How safe is colonic irrigation? I have friends who swear by it as a cure for irritable bowel syndrome (IBS), but I’ve also read that it gets rid of important ‘friendly’ bacteria in the gut. Does it benefit people with digestive problems and if so how often is it recommended?

There is no evidence that colonic irrigation is effective at treating IBS, or indeed any other medical condition. The idea that ‘detoxification’ is somehow beneficial goes very much against mainstream medical thinking. The colon naturally eliminates waste material and absorbs water and electrolytes, and colonic irrigation has the potential to disturb this balance, leading to dehydration and salt depletion.

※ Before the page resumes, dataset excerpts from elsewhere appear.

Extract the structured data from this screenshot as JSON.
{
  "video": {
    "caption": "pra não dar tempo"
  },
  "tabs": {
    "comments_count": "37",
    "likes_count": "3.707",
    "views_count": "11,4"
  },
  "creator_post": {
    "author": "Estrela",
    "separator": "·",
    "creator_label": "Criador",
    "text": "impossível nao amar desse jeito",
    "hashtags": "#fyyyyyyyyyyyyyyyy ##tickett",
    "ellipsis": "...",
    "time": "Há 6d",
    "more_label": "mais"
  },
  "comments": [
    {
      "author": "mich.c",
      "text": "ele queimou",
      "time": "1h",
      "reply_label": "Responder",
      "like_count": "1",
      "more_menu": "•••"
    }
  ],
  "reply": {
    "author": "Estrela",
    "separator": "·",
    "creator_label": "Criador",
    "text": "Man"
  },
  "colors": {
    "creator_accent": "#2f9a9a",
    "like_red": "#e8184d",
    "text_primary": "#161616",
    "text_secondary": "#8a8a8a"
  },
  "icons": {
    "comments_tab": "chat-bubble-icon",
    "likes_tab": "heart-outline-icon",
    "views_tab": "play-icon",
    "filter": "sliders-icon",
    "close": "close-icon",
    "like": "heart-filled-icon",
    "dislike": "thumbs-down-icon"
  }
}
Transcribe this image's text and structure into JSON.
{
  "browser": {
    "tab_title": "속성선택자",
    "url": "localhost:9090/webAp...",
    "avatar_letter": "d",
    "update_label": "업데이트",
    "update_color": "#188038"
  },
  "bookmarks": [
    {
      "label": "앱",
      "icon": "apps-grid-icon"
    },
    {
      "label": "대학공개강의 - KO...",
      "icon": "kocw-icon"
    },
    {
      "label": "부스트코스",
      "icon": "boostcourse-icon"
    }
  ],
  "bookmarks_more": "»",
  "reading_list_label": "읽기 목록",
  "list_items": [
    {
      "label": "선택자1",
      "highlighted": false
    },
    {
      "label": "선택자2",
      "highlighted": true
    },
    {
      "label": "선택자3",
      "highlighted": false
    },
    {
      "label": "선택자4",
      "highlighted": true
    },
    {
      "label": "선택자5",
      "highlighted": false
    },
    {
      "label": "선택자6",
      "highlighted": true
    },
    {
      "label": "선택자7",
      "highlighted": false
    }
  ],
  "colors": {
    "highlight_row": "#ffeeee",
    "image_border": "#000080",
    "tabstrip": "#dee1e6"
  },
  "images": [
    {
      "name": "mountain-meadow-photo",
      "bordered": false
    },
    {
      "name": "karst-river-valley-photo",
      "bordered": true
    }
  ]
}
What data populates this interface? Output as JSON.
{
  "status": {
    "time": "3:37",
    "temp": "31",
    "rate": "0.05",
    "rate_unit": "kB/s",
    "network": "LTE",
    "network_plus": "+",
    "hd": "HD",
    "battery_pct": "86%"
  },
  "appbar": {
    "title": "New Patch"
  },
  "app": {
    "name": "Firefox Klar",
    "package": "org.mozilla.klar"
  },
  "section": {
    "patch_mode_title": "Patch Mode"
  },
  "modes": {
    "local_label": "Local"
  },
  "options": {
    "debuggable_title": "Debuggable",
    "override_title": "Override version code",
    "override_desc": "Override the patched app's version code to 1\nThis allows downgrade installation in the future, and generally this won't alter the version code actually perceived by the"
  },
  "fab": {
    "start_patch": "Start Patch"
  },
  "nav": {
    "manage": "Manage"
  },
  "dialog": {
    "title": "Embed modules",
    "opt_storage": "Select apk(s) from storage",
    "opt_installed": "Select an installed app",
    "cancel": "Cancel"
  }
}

While there is no evidence to suggest that having a colonic is particularly dangerous, there’s nothing to support the idea that it will really do you any good, either. The same goes for other ‘cleansing’ treatments – detox clinics and so on. Our body is perfectly well equipped to do all of these things itself, and forcing the process is likely to give psychological satisfaction rather than any physiological boost.

THE NUTRITIONAL THERAPIST Melanie Brown

Colonic irrigation is based on the theory that impacted faecal waste causes ‘auto-intoxication’ but there is no evidence supporting this. The delicate ecosystem of bacteria is almost certainly disrupted so re-population with probiotics is essential. Electrolyte balance may be affected and vitamins B and K, made by gut bacteria, lost. It is an invasive treatment so finding a qualified, experienced therapist is vital

Always consult a medical practitioner if your symptoms persist.